Escucha Monroe y déjate de pamplinas, organiza de inmediato la búsqueda del auto.
A sus órdenes señor.
Solo localización; yo salgo ahora mismo para jefatura, llevo abierto el equipo, comunico por el canal treinta y tres con distorsionador. Ordena a todos los equipos que hagan lo mismo.

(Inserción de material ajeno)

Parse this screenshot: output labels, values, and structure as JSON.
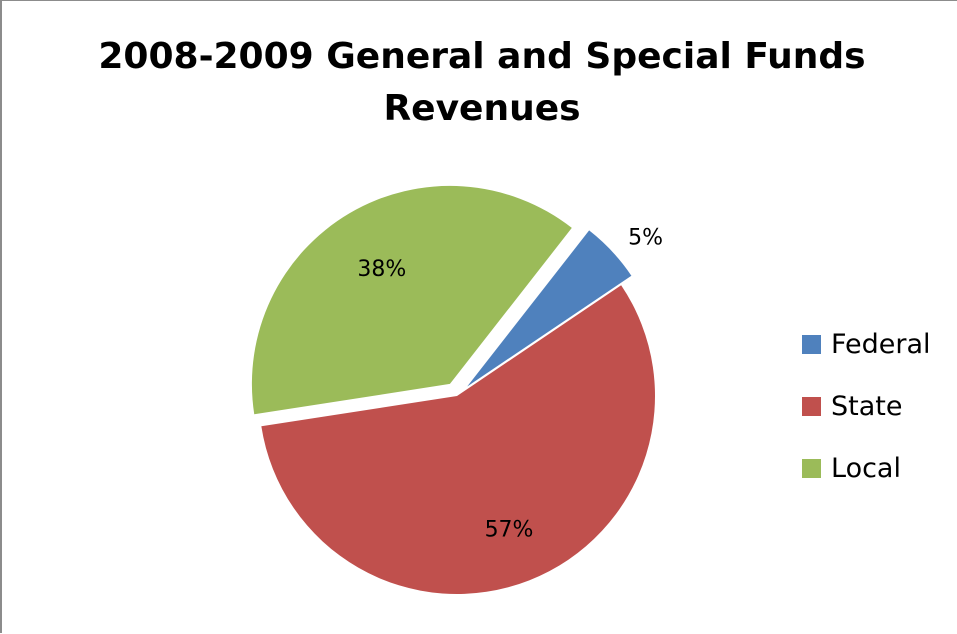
{
  "chart_data": {
    "type": "pie",
    "title": "2008-2009 General and Special Funds Revenues",
    "slices": [
      {
        "label": "Federal",
        "value": 5,
        "display": "5%",
        "color": "#4f81bd",
        "exploded": true
      },
      {
        "label": "State",
        "value": 57,
        "display": "57%",
        "color": "#c0504d",
        "exploded": false
      },
      {
        "label": "Local",
        "value": 38,
        "display": "38%",
        "color": "#9bbb59",
        "exploded": true
      }
    ],
    "legend_position": "right"
  }
}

Sin esperar más contestación del pelota de Monroe, recojo el walkie talkie, mi magnun del treinta y ocho especial, me lo enfundo y salgo de casa.
La noche era clara, el cielo estaba plagado de estrellas, el mundo seguía, la vida continuaba con su deriva, como si no pasara nada nuevo, como si todo lo ocurrido no importara.
Afortunadamente a las cuatro y media de la mañana, apenas si circulaban autos, por lo que no tarde casi nada en llegar al aparcamiento de la comisaría.
Nada más dejar aparcado el vehículo, me dirijo a mi despacho, me encuentro con el inspector Smith, que en ese momento está abandonando mi despacho.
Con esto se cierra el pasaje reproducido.